Children go back to school on 1 October in Senegal. And each year, the question arises: will the young girls who were in school before the holidays be returning? Keeping girls in school as long as possible is one of the battles fought by Aproden (Association pour la promotion des droits de l’enfant – Association for the promotion of the rights of the child). Its aim is to ensure that girls have a sufficient level of education enabling them to take control of their life, or even consider vocational training.
The Collibri Foundation supports the implementation of this ambitious project, through the Fondation Roi Baudouin, in the Tambacounda region. Aproden has dedicated the last semester of 2016-2017 to advancing the cause of inclusive education. Part of the approach is to train teachers and raise awareness among the population (in particular through local radio).
In April 2017, Aproden founded an “observatory of vulnerability to school wastage” within Tamba lower secondary school. Its role is to identify pupils in danger of dropping out and to take measures to ensure that they stay in school.
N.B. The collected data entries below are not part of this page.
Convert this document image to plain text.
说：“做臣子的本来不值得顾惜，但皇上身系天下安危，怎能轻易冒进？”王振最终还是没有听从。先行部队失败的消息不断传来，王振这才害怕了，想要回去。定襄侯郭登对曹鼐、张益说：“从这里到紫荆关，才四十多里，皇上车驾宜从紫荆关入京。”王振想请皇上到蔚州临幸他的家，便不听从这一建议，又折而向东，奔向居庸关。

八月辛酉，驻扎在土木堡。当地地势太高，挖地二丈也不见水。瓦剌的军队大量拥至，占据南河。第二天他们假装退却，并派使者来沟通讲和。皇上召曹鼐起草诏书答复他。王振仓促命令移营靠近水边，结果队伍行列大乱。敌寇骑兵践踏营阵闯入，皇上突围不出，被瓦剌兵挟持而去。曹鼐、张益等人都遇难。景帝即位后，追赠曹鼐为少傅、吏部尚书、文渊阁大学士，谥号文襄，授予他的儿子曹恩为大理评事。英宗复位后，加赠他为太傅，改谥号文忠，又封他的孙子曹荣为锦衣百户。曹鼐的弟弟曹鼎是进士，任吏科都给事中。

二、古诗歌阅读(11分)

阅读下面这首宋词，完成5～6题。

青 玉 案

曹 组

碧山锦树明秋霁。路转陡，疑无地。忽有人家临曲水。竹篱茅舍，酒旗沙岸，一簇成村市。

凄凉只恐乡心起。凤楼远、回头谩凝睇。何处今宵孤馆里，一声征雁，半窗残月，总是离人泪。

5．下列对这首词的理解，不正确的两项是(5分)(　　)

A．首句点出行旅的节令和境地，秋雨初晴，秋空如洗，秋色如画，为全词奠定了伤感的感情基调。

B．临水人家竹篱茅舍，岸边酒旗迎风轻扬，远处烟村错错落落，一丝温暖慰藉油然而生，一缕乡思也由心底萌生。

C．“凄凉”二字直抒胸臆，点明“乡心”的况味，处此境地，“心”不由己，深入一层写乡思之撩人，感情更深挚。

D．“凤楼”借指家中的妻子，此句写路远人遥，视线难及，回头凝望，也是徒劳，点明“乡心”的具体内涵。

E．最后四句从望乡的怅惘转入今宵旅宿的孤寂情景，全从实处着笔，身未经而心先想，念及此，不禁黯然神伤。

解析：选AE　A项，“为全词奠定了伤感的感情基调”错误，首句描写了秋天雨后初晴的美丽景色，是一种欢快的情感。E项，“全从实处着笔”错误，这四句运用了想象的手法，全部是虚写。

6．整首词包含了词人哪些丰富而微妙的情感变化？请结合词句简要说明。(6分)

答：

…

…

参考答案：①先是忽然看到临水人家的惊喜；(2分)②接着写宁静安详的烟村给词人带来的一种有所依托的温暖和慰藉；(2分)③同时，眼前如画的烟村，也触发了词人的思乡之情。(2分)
Teachers and educational workers who take part in this observatory have been trained to detect problems and find the most suitable solutions. The task is difficult. They must confront social issues such as poverty, low school density, discriminatory practices, and sometimes abuse.
Aproden intends to pursue its training, awareness, and prevention schemes from the 2017-2018 back-to-school season. Also on the programme is the selection of the second group of 100 young girls who will benefit from direct support, based on results: payment of registration fees and donations of school materials and bikes (to shorten the distance between home and school).
In December 2017, Aproden will organise a major workshop on best practices in terms of the inclusion of girls in education. The aim is to list these best practices and spread them across all countries, in order to extend the impact of this project.